Bruce Lipton, a world famous doctor, educator and author is often quoted by his supporters as an icon of self-help and physical fitness. Born in 1906, Bruce Lipton obtained his medical degree from Harvard University and worked for the U.S. Public Health Service for over twenty years. He is famous for his research into the human mind and the world of human consciousness.
In his book The Biology of Belief: Research on the Changing Self, Bruce Lipton shows how our thought processes are connected to the physical body. In this book he explores how opinion can shape and control our conscious information processing and our behaviour patterns. To understand how this works you need to examine how we think and why. According to Bruce Lipton, when we believe, our brains release chemicals known as neurotransmitters, which flow through pathways in our brains. These neurotransmitters are responsible for coordinating all our thinking, communication and physiological functions.
Our thoughts, emotions, memories, skills, wisdom and creativity are all produced with these neurotransmitters. However, it’s important to realize that our thinking is not solely a function of our mind. Our body, including our mind and subconscious mind also affects our thinking. Weaker believing can manifest in a variety of ways, from poor concentration and problem solving to cranky, angry and anxious.
Because our conscious mind doesn’t always control our conscious information processing, sometimes we are forced to rely on our subconscious mind for help. For instance, if we’re solving a problem or developing new skills, we may begin by using logic and rational thinking. But as soon as we get caught into our own”logical mystery” we revert to our emotional memory and behavior patterns. And before we know it we’re back at square one, with another issue and potentially another round of frustrated and angry response.
Bruce Lipton believes that the way we consider problem solving goes far beyond our intellectual capacities. Instead, he believes, our subconscious mind provides the critical information that guides and directs our behavior. And although this part of our mind is far more difficult to influence than reflection and logic, it’s also more immune to negative manipulation. It follows that we can change undesirable behavior patterns much more easily and effectively than we can with logic and rational thinking alone.
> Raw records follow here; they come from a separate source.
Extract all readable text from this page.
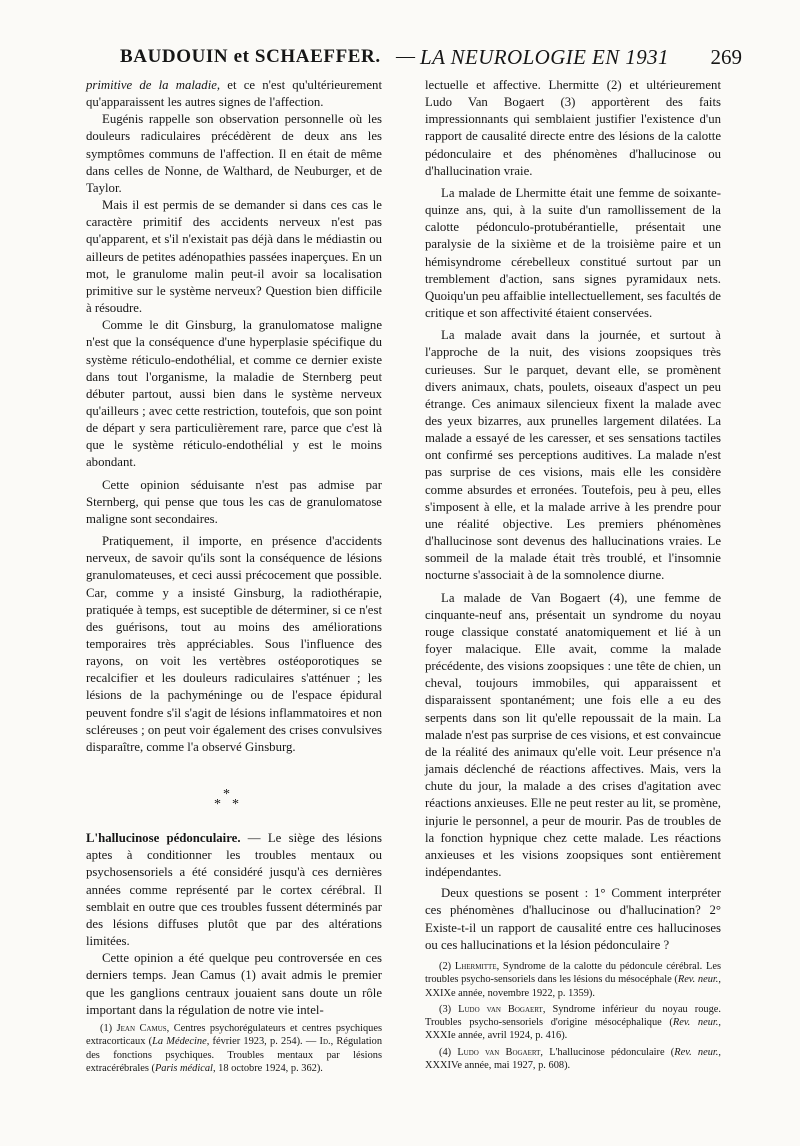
BAUDOUIN et SCHAEFFER. — LA NEUROLOGIE EN 1931 269

primitive de la maladie, et ce n'est qu'ultérieurement qu'apparaissent les autres signes de l'affection.

Eugénis rappelle son observation personnelle où les douleurs radiculaires précédèrent de deux ans les symptômes communs de l'affection. Il en était de même dans celles de Nonne, de Walthard, de Neuburger, et de Taylor.

Mais il est permis de se demander si dans ces cas le caractère primitif des accidents nerveux n'est pas qu'apparent, et s'il n'existait pas déjà dans le médiastin ou ailleurs de petites adénopathies passées inaperçues. En un mot, le granulome malin peut-il avoir sa localisation primitive sur le système nerveux? Question bien difficile à résoudre.

Comme le dit Ginsburg, la granulomatose maligne n'est que la conséquence d'une hyperplasie spécifique du système réticulo-endothélial, et comme ce dernier existe dans tout l'organisme, la maladie de Sternberg peut débuter partout, aussi bien dans le système nerveux qu'ailleurs ; avec cette restriction, toutefois, que son point de départ y sera particulièrement rare, parce que c'est là que le système réticulo-endothélial y est le moins abondant.

Cette opinion séduisante n'est pas admise par Sternberg, qui pense que tous les cas de granulomatose maligne sont secondaires.

Pratiquement, il importe, en présence d'accidents nerveux, de savoir qu'ils sont la conséquence de lésions granulomateuses, et ceci aussi précocement que possible. Car, comme y a insisté Ginsburg, la radiothérapie, pratiquée à temps, est suceptible de déterminer, si ce n'est des guérisons, tout au moins des améliorations temporaires très appréciables. Sous l'influence des rayons, on voit les vertèbres ostéoporotiques se recalcifier et les douleurs radiculaires s'atténuer ; les lésions de la pachyméninge ou de l'espace épidural peuvent fondre s'il s'agit de lésions inflammatoires et non scléreuses ; on peut voir également des crises convulsives disparaître, comme l'a observé Ginsburg.

*
* *

L'hallucinose pédonculaire. — Le siège des lésions aptes à conditionner les troubles mentaux ou psychosensoriels a été considéré jusqu'à ces dernières années comme représenté par le cortex cérébral. Il semblait en outre que ces troubles fussent déterminés par des lésions diffuses plutôt que par des altérations limitées.

Cette opinion a été quelque peu controversée en ces derniers temps. Jean Camus (1) avait admis le premier que les ganglions centraux jouaient sans doute un rôle important dans la régulation de notre vie intel-

lectuelle et affective. Lhermitte (2) et ultérieurement Ludo Van Bogaert (3) apportèrent des faits impressionnants qui semblaient justifier l'existence d'un rapport de causalité directe entre des lésions de la calotte pédonculaire et des phénomènes d'hallucinose ou d'hallucination vraie.

La malade de Lhermitte était une femme de soixante-quinze ans, qui, à la suite d'un ramollissement de la calotte pédonculo-protubérantielle, présentait une paralysie de la sixième et de la troisième paire et un hémisyndrome cérebelleux constitué surtout par un tremblement d'action, sans signes pyramidaux nets. Quoiqu'un peu affaiblie intellectuellement, ses facultés de critique et son affectivité étaient conservées.

La malade avait dans la journée, et surtout à l'approche de la nuit, des visions zoopsiques très curieuses. Sur le parquet, devant elle, se promènent divers animaux, chats, poulets, oiseaux d'aspect un peu étrange. Ces animaux silencieux fixent la malade avec des yeux bizarres, aux prunelles largement dilatées. La malade a essayé de les caresser, et ses sensations tactiles ont confirmé ses perceptions auditives. La malade n'est pas surprise de ces visions, mais elle les considère comme absurdes et erronées. Toutefois, peu à peu, elles s'imposent à elle, et la malade arrive à les prendre pour une réalité objective. Les premiers phénomènes d'hallucinose sont devenus des hallucinations vraies. Le sommeil de la malade était très troublé, et l'insomnie nocturne s'associait à de la somnolence diurne.

La malade de Van Bogaert (4), une femme de cinquante-neuf ans, présentait un syndrome du noyau rouge classique constaté anatomiquement et lié à un foyer malacique. Elle avait, comme la malade précédente, des visions zoopsiques : une tête de chien, un cheval, toujours immobiles, qui apparaissent et disparaissent spontanément; une fois elle a eu des serpents dans son lit qu'elle repoussait de la main. La malade n'est pas surprise de ces visions, et est convaincue de la réalité des animaux qu'elle voit. Leur présence n'a jamais déclenché de réactions affectives. Mais, vers la chute du jour, la malade a des crises d'agitation avec réactions anxieuses. Elle ne peut rester au lit, se promène, injurie le personnel, a peur de mourir. Pas de troubles de la fonction hypnique chez cette malade. Les réactions anxieuses et les visions zoopsiques sont entièrement indépendantes.

Deux questions se posent : 1° Comment interpréter ces phénomènes d'hallucinose ou d'hallucination? 2° Existe-t-il un rapport de causalité entre ces hallucinoses ou ces hallucinations et la lésion pédonculaire ?

(1) Jean Camus, Centres psychorégulateurs et centres psychiques extracorticaux (La Médecine, février 1923, p. 254). — Id., Régulation des fonctions psychiques. Troubles mentaux par lésions extracérébrales (Paris médical, 18 octobre 1924, p. 362).

(2) Lhermitte, Syndrome de la calotte du pédoncule cérébral. Les troubles psycho-sensoriels dans les lésions du mésocéphale (Rev. neur., XXIXe année, novembre 1922, p. 1359).

(3) Ludo van Bogaert, Syndrome inférieur du noyau rouge. Troubles psycho-sensoriels d'origine mésocéphalique (Rev. neur., XXXIe année, avril 1924, p. 416).

(4) Ludo van Bogaert, L'hallucinose pédonculaire (Rev. neur., XXXIVe année, mai 1927, p. 608).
Bruce Lipton recommends using several problem solving techniques in addition to his classic ones. He says you need to be ready to go beyond your comfort zone when solving complex problems, and he recommends using intuition as an extra tool. Intuition comes into play because it helps us connect what we know to our subconscious mind, which in turn helps us make connections into the subconscious mind. Another tool he suggests is to develop an inner filter to remove conscious information and focus all attention on the instinctive part of the brain. Because mindful information tends to limit our intuitive abilities, consciously processing too much info at once can have a severe inhibitory effect.
Bruce Lipton presents several practical steps to help people solve their particular problems. These measures are based on his years of clinical practice and research. These steps are especially helpful for those who cannot afford or do not want to spend money on counselling sessions. In actuality, if you believe that you need more help with problem solving, Bruce Lipton can often be a terrific source of inspiration and support.
Bruce Lipton’s problem solving techniques go beyond mere tips on how best to solve problems. Furthermore, he teaches that there are two parts to a problem; the physical problem and the emotional problem or concern. And he believes both of these parts can be separated because the physical problem is only a symptom of deeper emotional issues. . .so if you ignore the emotional problem, you won’t be ignoring the physical one either.